In my usage, it has no noticeable performance penalty compared to more common desktop distros, though I believe musl malloc is slower in benchmarks 🤷

Yes all of that is correct but some stuff has difficulty running/compiling AFAIK.

All that to say, I am over my head trying to port our whole stack, but this is a longterm goal of mine and I'm available to help in any way I can, and know a good number of folks in the Alpine community so maybe we can get some help/advice as well.

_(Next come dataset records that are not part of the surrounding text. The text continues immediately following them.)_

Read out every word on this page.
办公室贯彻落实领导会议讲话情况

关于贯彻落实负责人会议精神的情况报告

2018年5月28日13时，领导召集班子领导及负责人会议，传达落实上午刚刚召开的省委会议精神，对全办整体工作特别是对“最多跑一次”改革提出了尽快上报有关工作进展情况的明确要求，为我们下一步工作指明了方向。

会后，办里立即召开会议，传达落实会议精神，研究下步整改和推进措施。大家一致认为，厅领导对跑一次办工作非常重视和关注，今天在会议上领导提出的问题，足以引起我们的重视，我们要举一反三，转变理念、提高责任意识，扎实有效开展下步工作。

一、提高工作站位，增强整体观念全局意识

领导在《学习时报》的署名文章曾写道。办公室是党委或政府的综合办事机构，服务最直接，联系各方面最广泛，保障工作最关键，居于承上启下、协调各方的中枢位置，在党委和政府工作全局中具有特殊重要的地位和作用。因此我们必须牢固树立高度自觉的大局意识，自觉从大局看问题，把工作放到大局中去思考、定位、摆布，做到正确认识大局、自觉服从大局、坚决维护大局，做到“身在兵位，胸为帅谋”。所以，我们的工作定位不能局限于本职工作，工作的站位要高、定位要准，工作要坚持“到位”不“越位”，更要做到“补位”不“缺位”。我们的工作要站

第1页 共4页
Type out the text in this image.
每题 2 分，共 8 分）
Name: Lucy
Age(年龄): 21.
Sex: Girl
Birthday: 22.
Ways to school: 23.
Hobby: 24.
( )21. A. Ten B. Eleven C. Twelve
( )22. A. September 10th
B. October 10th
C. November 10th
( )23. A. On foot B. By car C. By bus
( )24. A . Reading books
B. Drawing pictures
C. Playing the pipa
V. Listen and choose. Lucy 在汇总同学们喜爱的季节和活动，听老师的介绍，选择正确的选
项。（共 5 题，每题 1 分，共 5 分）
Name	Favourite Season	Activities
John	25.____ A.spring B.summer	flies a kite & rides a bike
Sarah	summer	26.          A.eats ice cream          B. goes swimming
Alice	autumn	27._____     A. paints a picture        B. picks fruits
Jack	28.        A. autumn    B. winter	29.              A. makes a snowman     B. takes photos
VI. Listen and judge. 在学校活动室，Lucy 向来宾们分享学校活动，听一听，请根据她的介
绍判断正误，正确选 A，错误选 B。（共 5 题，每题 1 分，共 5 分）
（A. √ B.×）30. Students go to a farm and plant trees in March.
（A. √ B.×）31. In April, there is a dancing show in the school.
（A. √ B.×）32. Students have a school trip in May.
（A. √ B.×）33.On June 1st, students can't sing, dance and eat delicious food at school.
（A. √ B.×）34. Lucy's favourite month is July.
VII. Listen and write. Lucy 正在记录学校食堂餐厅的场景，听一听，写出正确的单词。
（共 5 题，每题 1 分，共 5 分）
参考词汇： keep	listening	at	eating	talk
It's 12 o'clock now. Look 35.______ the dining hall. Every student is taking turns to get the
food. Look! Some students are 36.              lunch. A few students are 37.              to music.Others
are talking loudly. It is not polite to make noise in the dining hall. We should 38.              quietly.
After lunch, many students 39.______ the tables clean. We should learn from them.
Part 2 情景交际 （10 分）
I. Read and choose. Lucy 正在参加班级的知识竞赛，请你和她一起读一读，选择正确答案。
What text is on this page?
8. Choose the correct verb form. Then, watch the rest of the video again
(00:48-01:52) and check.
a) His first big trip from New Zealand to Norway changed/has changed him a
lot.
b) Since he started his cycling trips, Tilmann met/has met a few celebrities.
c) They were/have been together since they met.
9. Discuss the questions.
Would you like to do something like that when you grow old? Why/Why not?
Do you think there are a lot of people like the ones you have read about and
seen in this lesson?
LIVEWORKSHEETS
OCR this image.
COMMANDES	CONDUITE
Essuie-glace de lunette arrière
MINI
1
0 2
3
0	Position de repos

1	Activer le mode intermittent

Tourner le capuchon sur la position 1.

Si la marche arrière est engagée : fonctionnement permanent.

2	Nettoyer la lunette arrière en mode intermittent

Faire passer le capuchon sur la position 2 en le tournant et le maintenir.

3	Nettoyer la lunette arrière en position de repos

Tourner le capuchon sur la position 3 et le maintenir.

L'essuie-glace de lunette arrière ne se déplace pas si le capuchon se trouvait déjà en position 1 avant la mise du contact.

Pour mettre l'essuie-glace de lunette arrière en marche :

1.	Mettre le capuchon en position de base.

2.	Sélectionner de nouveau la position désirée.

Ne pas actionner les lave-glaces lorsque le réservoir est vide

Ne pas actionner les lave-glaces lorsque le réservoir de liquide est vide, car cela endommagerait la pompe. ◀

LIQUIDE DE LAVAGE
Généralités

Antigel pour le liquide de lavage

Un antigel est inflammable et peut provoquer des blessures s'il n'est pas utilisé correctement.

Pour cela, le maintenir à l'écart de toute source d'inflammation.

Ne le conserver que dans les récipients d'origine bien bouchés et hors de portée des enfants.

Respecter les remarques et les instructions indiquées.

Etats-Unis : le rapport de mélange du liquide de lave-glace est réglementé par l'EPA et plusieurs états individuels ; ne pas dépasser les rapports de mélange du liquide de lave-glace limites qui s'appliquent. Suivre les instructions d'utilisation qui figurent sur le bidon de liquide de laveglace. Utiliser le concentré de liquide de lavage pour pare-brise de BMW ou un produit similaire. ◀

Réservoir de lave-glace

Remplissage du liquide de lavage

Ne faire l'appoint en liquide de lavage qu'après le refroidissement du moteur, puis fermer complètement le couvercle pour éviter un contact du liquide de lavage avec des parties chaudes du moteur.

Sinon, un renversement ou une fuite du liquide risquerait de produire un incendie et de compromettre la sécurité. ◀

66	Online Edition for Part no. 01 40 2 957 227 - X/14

Consider the current effort a preamble to that.

[dokterbob]

Running this locally, I get two most interesting fails:

======================================================================
FAIL: test_profile (app.tests.test_api_admin.TestApi)
----------------------------------------------------------------------
Traceback (most recent call last):
  File "/webodm/app/tests/test_api_admin.py", line 314, in test_profile
    self.assertIsNone(user.profile.get_quota_deadline())
AssertionError: 1747405717.1662018 is not None

======================================================================
FAIL: test_quota (app.tests.test_quota.TestQuota)
----------------------------------------------------------------------
Traceback (most recent call last):
  File "/webodm/app/tests/test_quota.py", line 41, in test_quota
    self.assertFalse("disk quota is being exceeded" in body)
AssertionError: True is not false

----------------------------------------------------------------------
Ran 56 tests in 155.392s

Perhaps due to bf3bc03 as 9afaf99 passed just fine.

[dokterbob]

Ready for manual testing by others, I'd say!

[pierotofy]

Running this locally, I get two most interesting fails:

Mm, does it pass locally if you modify test_quota.py and test_api_admin.py to have:

from django.core.cache import cache

class ....
    def setUp(self):
        cache.clear() # <-- add this

?

This is looking pretty good; I will run some tests myself over the next day or two. 🙏

[dokterbob]

Running this locally, I get two most interesting fails:

Mm, does it pass locally if you modify test_quota.py and test_api_admin.py to have:

from django.core.cache import cache

class ....
    def setUp(self):
        cache.clear() # <-- add this

?

I will have to do this when back home, gimme a couple of days.